Every time I hear someone say, “Your life is easy, don’t complain,” I get incredibly annoyed. Saying that you can’t complain because your life is easier than someone else’s is like saying that I can’t be proud of my achievements because there’s probably someone who has done better things.

No matter your sexuality or anything else, we all have to deal with hate in our lives. As a Bisexual man who suffers from various other things, I know this fairly well. I’m incredibly fortunate to have grown up around all these loving and accepting people who don’t mind me being myself, but that doesn’t detract from the fact that the hatred of others in the world, local or international is still hurtful.

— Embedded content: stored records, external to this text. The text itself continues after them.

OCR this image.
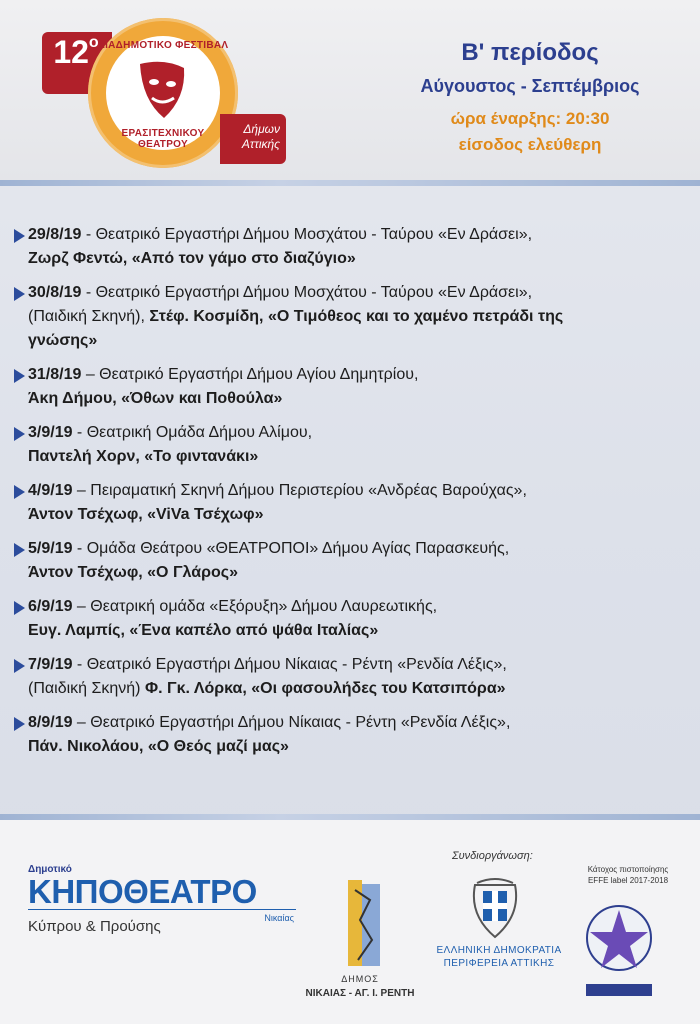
$12^o$
ΔΙΑΔΗΜΟΤΙΚΟ ΦΕΣΤΙΒΑΛ
ΕΡΑΣΙΤΕΧΝΙΚΟΥ ΘΕΑΤΡΟΥ
Δήμων
Αττικής
Β' περίοδος
Αύγουστος - Σεπτέμβριος
ώρα έναρξης: 20:30
είσοδος ελεύθερη
29/8/19 - Θεατρικό Εργαστήρι Δήμου Μοσχάτου - Ταύρου «Εν Δράσει»,
Ζωρζ Φεντώ, «Από τον γάμο στο διαζύγιο»
30/8/19 - Θεατρικό Εργαστήρι Δήμου Μοσχάτου - Ταύρου «Εν Δράσει»,
(Παιδική Σκηνή), Στέφ. Κοσμίδη, «Ο Τιμόθεος και το χαμένο πετράδι της
γνώσης»
31/8/19 – Θεατρικό Εργαστήρι Δήμου Αγίου Δημητρίου,
Άκη Δήμου, «Όθων και Ποθούλα»
3/9/19 - Θεατρική Ομάδα Δήμου Αλίμου,
Παντελή Χορν, «Το φιντανάκι»
4/9/19 – Πειραματική Σκηνή Δήμου Περιστερίου «Ανδρέας Βαρούχας»,
Άντον Τσέχωφ, «ViVa Τσέχωφ»
5/9/19 - Ομάδα Θεάτρου «ΘΕΑΤΡΟΠΟΙ» Δήμου Αγίας Παρασκευής,
Άντον Τσέχωφ, «Ο Γλάρος»
6/9/19 – Θεατρική ομάδα «Εξόρυξη» Δήμου Λαυρεωτικής,
Ευγ. Λαμπίς, «Ένα καπέλο από ψάθα Ιταλίας»
7/9/19 - Θεατρικό Εργαστήρι Δήμου Νίκαιας - Ρέντη «Ρενδία Λέξις»,
(Παιδική Σκηνή) Φ. Γκ. Λόρκα, «Οι φασουλήδες του Κατσιπόρα»
8/9/19 – Θεατρικό Εργαστήρι Δήμου Νίκαιας - Ρέντη «Ρενδία Λέξις»,
Πάν. Νικολάου, «Ο Θεός μαζί μας»
Δημοτικό
ΚΗΠΟΘΕΑΤΡΟ
Νικαίας
Κύπρου & Προύσης
ΔΗΜΟΣ
ΝΙΚΑΙΑΣ - ΑΓ. Ι. ΡΕΝΤΗ
Συνδιοργάνωση:
ΕΛΛΗΝΙΚΗ ΔΗΜΟΚΡΑΤΙΑ
ΠΕΡΙΦΕΡΕΙΑ ΑΤΤΙΚΗΣ
Κάτοχος πιστοποίησης
EFFE label 2017-2018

There are many on this earth who use their religion as a justification for their own hateful views, quoting the Bible: “Man shall not lay with a man as he would a woman, it is an abomination and both men shall be put to death” or something of that ilk is said in Leviticus, which as anyone who has had a run in with a Christian bigot will know, is quoted all too often, I could list all the things that the bible explicitly forbids but given that I’ve already broken a few of them (none of the bad ones) I don’t think I need to.*

I am myself a Christian, so hearing these views from others in my church family is especially painful. The way I have been brought up is to let people have their views so long as they do not do the following: force them upon others; attack others for not agreeing; condone things that have resulted in pain, no matter the recipient; or purposefully and knowingly belittle anyone for any reason.

This may sound like I was raised by hippies in a field, but living like this is, in my opinion, incredibly rewarding. The idea that you don’t despise someone who has a difference of opinion to you but instead embrace them is sometimes seen as insane, but I see it as the only way to let people know that there is more to someone than their sexuality, gender, race, religion, etcetera.

Letting someone know that their views are thought of as disagreeable and having a civil discussion on the matter will fix much more than violence, anger, and general arseholery ever could. If you fight anger with anger you only further your opponent’s reasons to disagree with you. It may be that when you have a conversation with someone about your opinions that you are both equally as set in your ways, but if you accept that and move on as people, then life for both of you will be much easier.

It is entirely possible to completely disagree with someone but still be friendly to them and talk nicely about them. I refuse to believe that any man or woman is entirely evil, and has never done any good. I am not a fan of Donald Trump, but he has in the past purchased property for the sheer fact that it was run by racists and secluded people based on their looks, and then proceeded open it up to everyone. That isn’t something a man who is entirely evil would do. Even if he did it to improve his public image the fact that he did it none the less, which must have caused inconvenience to some degree, shows that he has at least some good in him. My way of confronting people is to look for the good in them and embrace it no matter the person or their action.

*I will say that if you would like to know what is forbidden in the bible, my recommendation is to read it.